I have a dataframe with one of the columns as a list and another column as a dictionary. However, this is not consistent. It could be a single element or NULL too
df = pd.DataFrame({'item_id':[1,1,1,2,3,4,4],
'shop_id':['S1','S2','S3','S2','S3','S1','S2'],
'price_list':["{'10':['S1','S2'], '20':['S3'], '30':['S4']}","{'10':['S1','S2'], '20':['S3'], '30':['S4']}","{'10':['S1','S2'], '20':['S3'], '30':['S4']}",'50','NaN',"{'10':['S1','S2','S3'],'25':['S4']}","{'10':['S1','S2','S3'],'25':['S4']}"]})
+---------+---------+--------------------------------------------------+
| item_id | shop_id | price_list |
+---------+---------+--------------------------------------------------+
| 1 | S1 | {'10': ['S1', 'S2'], '20': ['S3'], '30': ['S4']} |
| 1 | S2 | {'10': ['S1', 'S2'], '20': ['S3'], '30': ['S4']} |
| 1 | S3 | {'10': ['S1', 'S2'], '20': ['S3'], '30': ['S4']} |
| 2 | S2 | 50 |
| 3 | S3 | NaN |
| 4 | S1 | {'10': ['S1', 'S2', 'S3'], '25': ['S4']} |
| 4 | S2 | {'10': ['S1', 'S2', 'S3'], '25': ['S4']} |
+---------+---------+--------------------------------------------------+
I would like this to be expanded as this:
+---------+---------+-------+
| item_id | shop_id | price |
+---------+---------+-------+
| 1 | S1 | 10 |
| 1 | S2 | 10 |
| 1 | S3 | 20 |
| 2 | S2 | 50 |
| 3 | S3 | NaN |
| 4 | S1 | 10 |
| 4 | S2 | 10 |
+---------+---------+-------+
I have tried with apply :
def get_price(row):
if row['price_list'][0]=='{':
prices = eval(row['price_list'])
for key,value in prices.items():
if str(row['shop_id']) in value:
price = key
break
price = np.nan
else:
price = row["price_list"]
return price
df['price'] = df.apply(lambda row: get_price(row),axis=1)
(The dictionary elements in the price_list column are actually strings, so I need them to be evaluated as dicts first.)
But the above approach takes a lot of time since my dataframe is pretty large.
Hence I tried using multiprocessing.

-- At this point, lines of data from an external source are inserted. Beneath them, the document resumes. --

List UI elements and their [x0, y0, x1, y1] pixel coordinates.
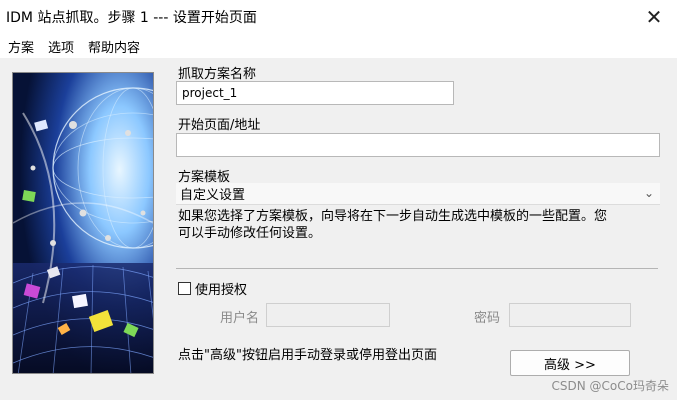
password-label: 密码 [474, 311, 501, 326]
project-name-input[interactable] [176, 81, 454, 105]
username-label: 用户名 [220, 311, 260, 326]
password-field[interactable] [509, 303, 631, 327]
advanced-hint: 点击"高级"按钮启用手动登录或停用登出页面 [178, 348, 437, 363]
menu-item-help[interactable]: 帮助内容 [82, 37, 146, 56]
close-icon[interactable]: ✕ [641, 4, 667, 30]
start-page-input[interactable] [176, 133, 660, 157]
start-page-label: 开始页面/地址 [178, 118, 261, 133]
use-auth-checkbox[interactable] [178, 282, 191, 295]
username-field[interactable] [266, 303, 390, 327]
template-description: 如果您选择了方案模板，向导将在下一步自动生成选中模板的一些配置。您 可以手动修改… [178, 208, 607, 242]
template-description-line1: 如果您选择了方案模板，向导将在下一步自动生成选中模板的一些配置。您 [178, 209, 608, 224]
separator [176, 268, 658, 269]
template-select[interactable]: 自定义设置 ⌄ [176, 183, 660, 205]
window-title: IDM 站点抓取。步骤 1 --- 设置开始页面 [6, 10, 257, 26]
watermark: CSDN @CoCo玛奇朵 [551, 379, 669, 393]
use-auth-row[interactable]: 使用授权 [178, 279, 247, 298]
chevron-down-icon: ⌄ [643, 186, 654, 200]
template-description-line2: 可以手动修改任何设置。 [178, 226, 322, 241]
menu-item-scheme[interactable]: 方案 [2, 37, 40, 56]
menu-item-options[interactable]: 选项 [42, 37, 80, 56]
wizard-illustration [12, 72, 154, 374]
title-bar: IDM 站点抓取。步骤 1 --- 设置开始页面 ✕ [0, 0, 677, 34]
use-auth-label: 使用授权 [195, 283, 248, 298]
menu-bar: 方案 选项 帮助内容 [0, 34, 677, 58]
advanced-button[interactable]: 高级 >> [510, 350, 630, 376]
template-selected-value: 自定义设置 [180, 188, 246, 203]
project-name-label: 抓取方案名称 [178, 67, 257, 82]
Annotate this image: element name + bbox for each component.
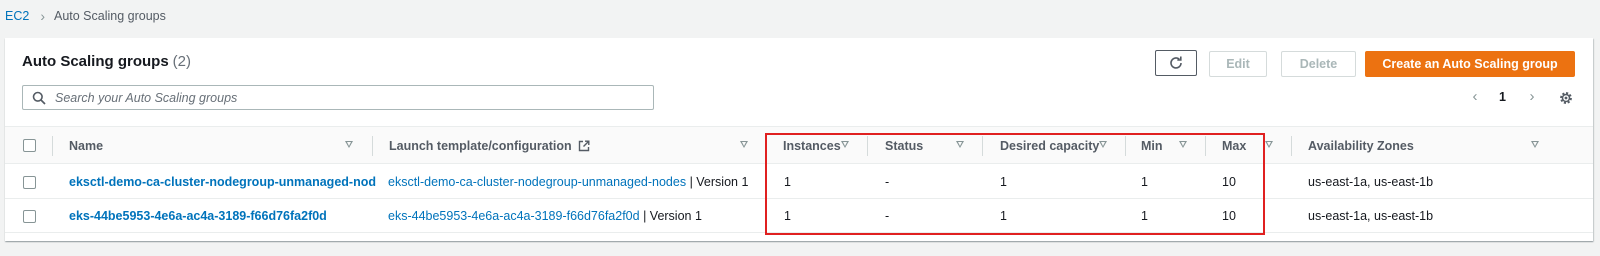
- refresh-button[interactable]: [1155, 50, 1197, 76]
- launch-template-link[interactable]: eks-44be5953-4e6a-ac4a-3189-f66d76fa2f0d: [388, 209, 640, 223]
- group-count: (2): [172, 53, 192, 70]
- sort-down-icon[interactable]: [1265, 141, 1273, 148]
- search-box: [22, 85, 654, 110]
- launch-template-link[interactable]: eksctl-demo-ca-cluster-nodegroup-unmanag…: [388, 175, 686, 189]
- delete-button[interactable]: Delete: [1281, 51, 1356, 77]
- edit-button[interactable]: Edit: [1209, 51, 1267, 77]
- column-divider: [1291, 136, 1292, 156]
- external-link-icon: [578, 140, 590, 152]
- search-icon: [32, 91, 46, 105]
- page-title: Auto Scaling groups (2): [22, 53, 191, 70]
- column-header-launch-template[interactable]: Launch template/configuration: [389, 127, 590, 165]
- select-all-checkbox[interactable]: [23, 139, 36, 152]
- asg-name-link[interactable]: eksctl-demo-ca-cluster-nodegroup-unmanag…: [69, 165, 376, 199]
- highlight-annotation-box: [765, 133, 1265, 235]
- breadcrumb-ec2-link[interactable]: EC2: [5, 9, 29, 23]
- row-checkbox[interactable]: [23, 210, 36, 223]
- breadcrumb-current: Auto Scaling groups: [54, 9, 166, 23]
- column-divider: [372, 136, 373, 156]
- column-header-name[interactable]: Name: [69, 127, 103, 165]
- template-version: | Version 1: [643, 209, 702, 223]
- refresh-icon: [1170, 56, 1182, 69]
- pagination: ‹ 1 ›: [1467, 88, 1540, 105]
- column-divider: [52, 136, 53, 156]
- chevron-left-icon[interactable]: ‹: [1467, 88, 1483, 105]
- chevron-right-icon: ›: [40, 8, 45, 24]
- create-auto-scaling-group-button[interactable]: Create an Auto Scaling group: [1365, 51, 1575, 77]
- page-number[interactable]: 1: [1499, 90, 1506, 104]
- sort-down-icon[interactable]: [740, 141, 748, 148]
- title-text: Auto Scaling groups: [22, 53, 169, 70]
- gear-icon[interactable]: [1558, 90, 1574, 106]
- breadcrumb: EC2 › Auto Scaling groups: [5, 8, 166, 24]
- availability-zones-value: us-east-1a, us-east-1b: [1308, 209, 1434, 223]
- template-version: | Version 1: [689, 175, 749, 189]
- sort-down-icon[interactable]: [345, 141, 353, 148]
- sort-down-icon[interactable]: [1531, 141, 1539, 148]
- row-checkbox[interactable]: [23, 176, 36, 189]
- column-header-availability-zones[interactable]: Availability Zones: [1308, 127, 1414, 165]
- search-input[interactable]: [55, 90, 635, 105]
- launch-template-header-label: Launch template/configuration: [389, 139, 572, 153]
- asg-name-link[interactable]: eks-44be5953-4e6a-ac4a-3189-f66d76fa2f0d: [69, 199, 327, 233]
- availability-zones-value: us-east-1a, us-east-1b: [1308, 175, 1434, 189]
- chevron-right-icon[interactable]: ›: [1524, 88, 1540, 105]
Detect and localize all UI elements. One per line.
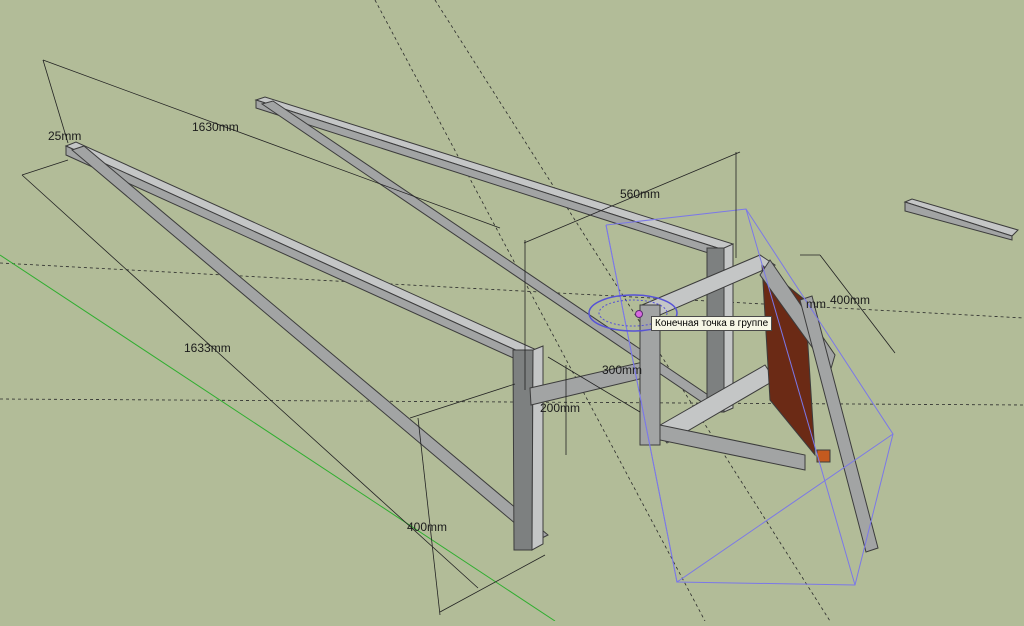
beam-left-post-side — [531, 345, 544, 551]
inference-tooltip: Конечная точка в группе — [651, 316, 773, 331]
dim-1630[interactable] — [42, 59, 501, 229]
dimension-label-560mm[interactable]: 560mm — [620, 187, 660, 201]
beam-right-top-rail-side — [255, 99, 725, 259]
dimension-label-200mm[interactable]: 200mm — [540, 401, 580, 415]
beam-right-top-rail[interactable] — [254, 96, 735, 251]
beam-left-diagonal[interactable] — [70, 145, 549, 542]
dimension-label-400mm-right[interactable]: 400mm — [830, 293, 870, 307]
model-canvas[interactable] — [0, 0, 1024, 622]
beam-left-post-front[interactable] — [512, 349, 534, 551]
dimension-label-25mm[interactable]: 25mm — [48, 129, 81, 143]
dimension-label-partial-mm[interactable]: mm — [806, 297, 826, 311]
loose-beam[interactable] — [903, 198, 1019, 237]
loose-beam-side — [904, 201, 1013, 241]
dimension-label-300mm[interactable]: 300mm — [602, 363, 642, 377]
frame-bottom-plate[interactable] — [659, 424, 806, 471]
sketchup-viewport[interactable]: 25mm 1630mm 560mm 1633mm 400mm mm 300mm … — [0, 0, 1024, 622]
dimension-label-400mm-bottom[interactable]: 400mm — [407, 520, 447, 534]
endpoint-marker — [635, 310, 643, 318]
dimension-label-1633mm[interactable]: 1633mm — [184, 341, 231, 355]
dimension-label-1630mm[interactable]: 1630mm — [192, 120, 239, 134]
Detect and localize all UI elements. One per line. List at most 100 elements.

My approach using multiprocessing is as below:
def get_price(row):
if row['price_list'][0]=='{':
prices = eval(row['price_list'])
for key,value in prices.items():
if str(row['shop_id']) in value:
price = key
break
price = np.nan
else:
price = row["price_list"]
return price
def parallelize(data, get_price, num_of_processes):
data_split = np.array_split(data, num_of_processes)
pool = mp.Pool(num_of_processes)
data = pd.concat(pool.map(get_price, data_split))
pool.close()
pool.join()
return data
def run_on_subset(get_price, data_subset):
data_subset['price'] = data_subset.apply(get_price, axis=1)
return data_subset
def parallelize_on_rows(data, get_price, num_of_processes):
return parallelize(data, partial(run_on_subset, get_price), num_of_processes)
df = parallelize_on_rows(df,get_price,num_processes)
Now, while I used to run apply on a single core, it will go all the way through. But after using multiprocessing with all 4 cores I get out of memory error and the kernel dies.
I have 16Gb of RAM and 4 cores. When the script starts, I'm already using 8Gb. I'm running 64-bit Python 3.6.
I'm running linux and just using Pool from multiprocessing.
How can I run the script all the way through using multiprocessing without using fewer cores?